Without that line, the extracted attacker-controlled file remains in place and the vulnerability is still exploitable. The iterator setup is necessary only to traverse the extracted directory, while the .htaccess/webconfig removals are extra cleanup that harden the logic but do not themselves block the core arbitrary file upload.

Hardening Checklist

  • Enforce capabilities on AJAX callbacks with current_user_can('manage_aiovg_options') or an equivalent plugin-specific capability.
  • Always use check_ajax_referer('aiovg_ajax_nonce','security') for AJAX uploads to protect against CSRF.
  • After calling unzip_file(), validate extracted files with wp_check_filetype($filename) and delete any files with empty or unknown types.
  • Do not write uploaded archives directly into a web-accessible directory without sanitizing filenames and extensions first.
  • Remove archive-installed .htaccess / web.config files from extracted upload folders to prevent attacker-controlled server configuration.

References

  • https://nvd.nist.gov/vuln/detail/CVE-2025-12957

Frequently asked questions about CVE-2025-12957

What is CVE-2025-12957?

CVE-2025-12957 is a security vulnerability. This security advisory provides detailed technical analysis of the vulnerability, exploit methodology, affected versions, and complete remediation guidance.

Is there a PoC (proof of concept) for CVE-2025-12957?

Yes. This writeup includes proof-of-concept details and a technical exploit breakdown for CVE-2025-12957. Review the analysis sections above for the PoC walkthrough and code examples.

How does CVE-2025-12957 get exploited?

The technical analysis section explains the vulnerability mechanics, attack vectors, and exploitation methodology. PatchLeaks publishes this information for defensive and educational purposes.

What products and versions are affected by CVE-2025-12957?

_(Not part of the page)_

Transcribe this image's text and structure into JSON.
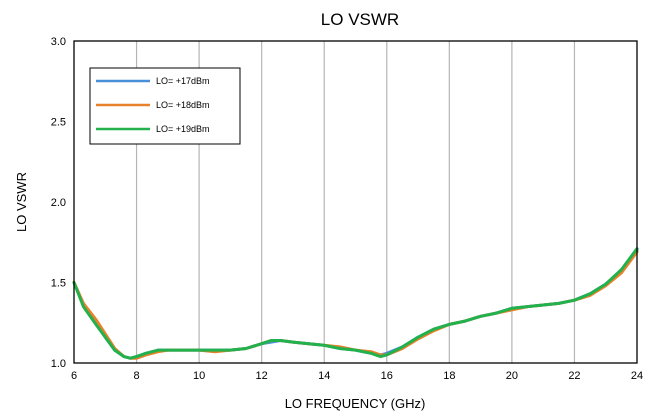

CVE-2025-12957 — check the affected-versions section of this advisory for specific version ranges, vulnerable configurations, and compatibility information.

How do I fix or patch CVE-2025-12957?

The patch analysis section provides guidance on updating to patched versions, applying workarounds, and implementing compensating controls.

What is the CVSS score for CVE-2025-12957?

The severity rating and CVSS scoring for CVE-2025-12957 is documented in the vulnerability details section. Refer to the NVD entry for the current authoritative score.